The Machine Memory component forms the backbone of state persistence and concurrency control in the Arvo orchestration system. It embodies a carefully considered balance between reliability and simplicity, implementing an optimistic locking strategy that prioritizes system recovery over perfect consistency.

Design Philosophy

State management in distributed systems presents unique challenges that require careful consideration of failure modes and recovery patterns. The Machine Memory interface adopts an optimistic approach to handling transient failures, implementing targeted retry strategies for different operations based on their impact on system consistency. Read operations employ a measured retry strategy with backoff, acknowledging that temporary unavailability should not immediately fail orchestration attempts. In contrast, write operations fail fast to maintain state consistency, as retrying writes could lead to incorrect state transitions or duplicate processing.

The locking mechanism follows the principle of "fail fast on acquire, be tolerant on release." This approach recognizes that while acquiring a lock is a critical operation that must succeed definitively, lock release failures should not block system progress. A mandatory TTL mechanism ensures system recovery even when explicit lock releases fail, preventing resource deadlocks while maintaining processing guarantees.

Interface

The IMachineMemory interface encapsulates these principles through four core operations. Each operation has specific reliability characteristics and error handling requirements derived from extensive experience with distributed orchestration systems:

interface IMachineMemory<T extends Record<string, any>> {
  read(id: string): Promise<T | null>;
  write(id: string, data: T): Promise<void>;
  lock(id: string): Promise<boolean>;
  unlock(id: string): Promise<boolean>;
}

Simple Implementation

While the interface supports sophisticated distributed implementations, the SimpleMachineMemory class provides an in-memory reference implementation suitable for development and testing scenarios. This implementation maintains atomic operations and correct locking semantics within a single node, making it ideal for container applications and request-scoped workflows.

const memory = new SimpleMachineMemory();
const orchestrator = createArvoOrchestrator({
  memory,
  executionunits: 0.1,
  machines: [workflow],
});

Production Implementations

Production deployments require careful consideration of distributed system challenges. When implementing the IMachineMemory interface for production use, several key aspects demand attention. The locking mechanism must include TTL-based expiry to prevent permanent resource locks, while read operations should implement a carefully tuned retry strategy that balances availability with responsiveness. Write operations must prioritize consistency, failing fast rather than potentially corrupting state through retry attempts.
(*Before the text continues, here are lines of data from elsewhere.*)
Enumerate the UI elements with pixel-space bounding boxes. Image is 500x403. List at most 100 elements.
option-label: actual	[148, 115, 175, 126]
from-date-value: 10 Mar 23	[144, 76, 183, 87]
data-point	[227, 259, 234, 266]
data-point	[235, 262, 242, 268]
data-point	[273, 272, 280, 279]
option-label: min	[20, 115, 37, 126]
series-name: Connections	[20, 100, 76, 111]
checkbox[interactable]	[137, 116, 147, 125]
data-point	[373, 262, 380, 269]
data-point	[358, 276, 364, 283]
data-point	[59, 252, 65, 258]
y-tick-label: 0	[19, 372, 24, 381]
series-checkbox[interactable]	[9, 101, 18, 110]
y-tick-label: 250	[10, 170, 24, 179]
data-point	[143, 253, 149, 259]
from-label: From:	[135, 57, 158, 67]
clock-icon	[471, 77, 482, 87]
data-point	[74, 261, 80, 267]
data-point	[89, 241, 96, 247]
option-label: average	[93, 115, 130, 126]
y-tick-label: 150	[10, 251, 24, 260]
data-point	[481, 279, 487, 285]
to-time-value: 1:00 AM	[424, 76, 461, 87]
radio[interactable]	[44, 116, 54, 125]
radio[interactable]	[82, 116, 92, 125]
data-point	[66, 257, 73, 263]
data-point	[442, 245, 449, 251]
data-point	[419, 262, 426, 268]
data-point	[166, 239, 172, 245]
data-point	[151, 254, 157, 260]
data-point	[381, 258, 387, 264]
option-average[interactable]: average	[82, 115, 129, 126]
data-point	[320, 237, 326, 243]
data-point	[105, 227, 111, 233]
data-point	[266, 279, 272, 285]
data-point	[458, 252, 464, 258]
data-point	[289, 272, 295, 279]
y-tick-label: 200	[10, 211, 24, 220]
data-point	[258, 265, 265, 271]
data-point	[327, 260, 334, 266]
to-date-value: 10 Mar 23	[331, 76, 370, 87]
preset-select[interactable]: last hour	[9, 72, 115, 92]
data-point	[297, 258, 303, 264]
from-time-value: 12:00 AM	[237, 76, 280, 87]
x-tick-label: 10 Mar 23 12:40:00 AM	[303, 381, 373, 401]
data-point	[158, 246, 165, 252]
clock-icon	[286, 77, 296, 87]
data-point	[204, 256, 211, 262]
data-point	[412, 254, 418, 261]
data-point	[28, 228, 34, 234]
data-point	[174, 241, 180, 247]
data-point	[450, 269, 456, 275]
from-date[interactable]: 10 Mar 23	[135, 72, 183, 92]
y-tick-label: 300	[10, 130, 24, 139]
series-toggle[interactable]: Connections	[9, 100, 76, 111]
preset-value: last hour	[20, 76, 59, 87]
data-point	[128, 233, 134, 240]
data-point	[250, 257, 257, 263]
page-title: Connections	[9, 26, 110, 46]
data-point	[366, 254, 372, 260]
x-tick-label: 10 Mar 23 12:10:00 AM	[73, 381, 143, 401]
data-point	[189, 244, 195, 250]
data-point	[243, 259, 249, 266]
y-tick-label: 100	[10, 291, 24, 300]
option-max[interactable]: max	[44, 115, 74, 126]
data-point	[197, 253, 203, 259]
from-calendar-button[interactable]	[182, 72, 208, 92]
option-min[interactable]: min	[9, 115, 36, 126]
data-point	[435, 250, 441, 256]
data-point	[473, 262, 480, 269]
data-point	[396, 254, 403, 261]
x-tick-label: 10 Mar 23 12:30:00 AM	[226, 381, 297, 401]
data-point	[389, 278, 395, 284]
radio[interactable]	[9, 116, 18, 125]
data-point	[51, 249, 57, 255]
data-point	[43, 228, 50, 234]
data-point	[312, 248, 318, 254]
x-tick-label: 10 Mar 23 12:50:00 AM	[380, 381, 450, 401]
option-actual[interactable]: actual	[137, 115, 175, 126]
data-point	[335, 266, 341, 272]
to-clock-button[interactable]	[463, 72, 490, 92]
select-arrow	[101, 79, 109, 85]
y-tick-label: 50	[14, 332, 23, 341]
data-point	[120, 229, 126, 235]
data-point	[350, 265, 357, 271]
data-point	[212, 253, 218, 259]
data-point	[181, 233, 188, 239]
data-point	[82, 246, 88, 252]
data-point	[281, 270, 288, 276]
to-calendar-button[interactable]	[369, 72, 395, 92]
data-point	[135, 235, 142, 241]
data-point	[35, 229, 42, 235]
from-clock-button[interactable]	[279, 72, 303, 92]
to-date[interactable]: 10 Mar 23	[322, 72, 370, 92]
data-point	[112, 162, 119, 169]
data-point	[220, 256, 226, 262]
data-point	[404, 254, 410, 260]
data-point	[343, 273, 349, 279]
Example of a Redis-based implementation considering these factors:

class RedisMachineMemory implements IMachineMemory<MachineMemoryRecord> {
  constructor(private redis: Redis) {}

  async read(id: string): Promise<MachineMemoryRecord | null> {
    // Implementation with retry strategy
  }
  // Additional implementation...
}

Observability and Monitoring

The Machine Memory system plays a critical role in orchestration reliability, making observability essential. Implementations should integrate with OpenTelemetry to provide insights into operation latencies, failure rates, and lock acquisition patterns. This telemetry helps identify potential bottlenecks and system health issues before they impact reliability.

Implementation Guidelines

A successful Machine Memory implementation must carefully consider error handling, timeout configurations, and retry strategies. Read operations should implement quick retries with exponential backoff, while writes should fail fast to maintain consistency. Lock operations require careful timeout configuration with mandatory TTL mechanisms to prevent deadlocks. These guidelines emerge from practical experience with distributed orchestration systems and aim to balance reliability with operational simplicity.

The interface's design recognizes that perfect consistency is often less important than reliable system recovery in distributed orchestration scenarios. By providing clear behavioral contracts and implementation guidelines, it enables developers to create robust state management solutions while avoiding common distributed systems pitfalls.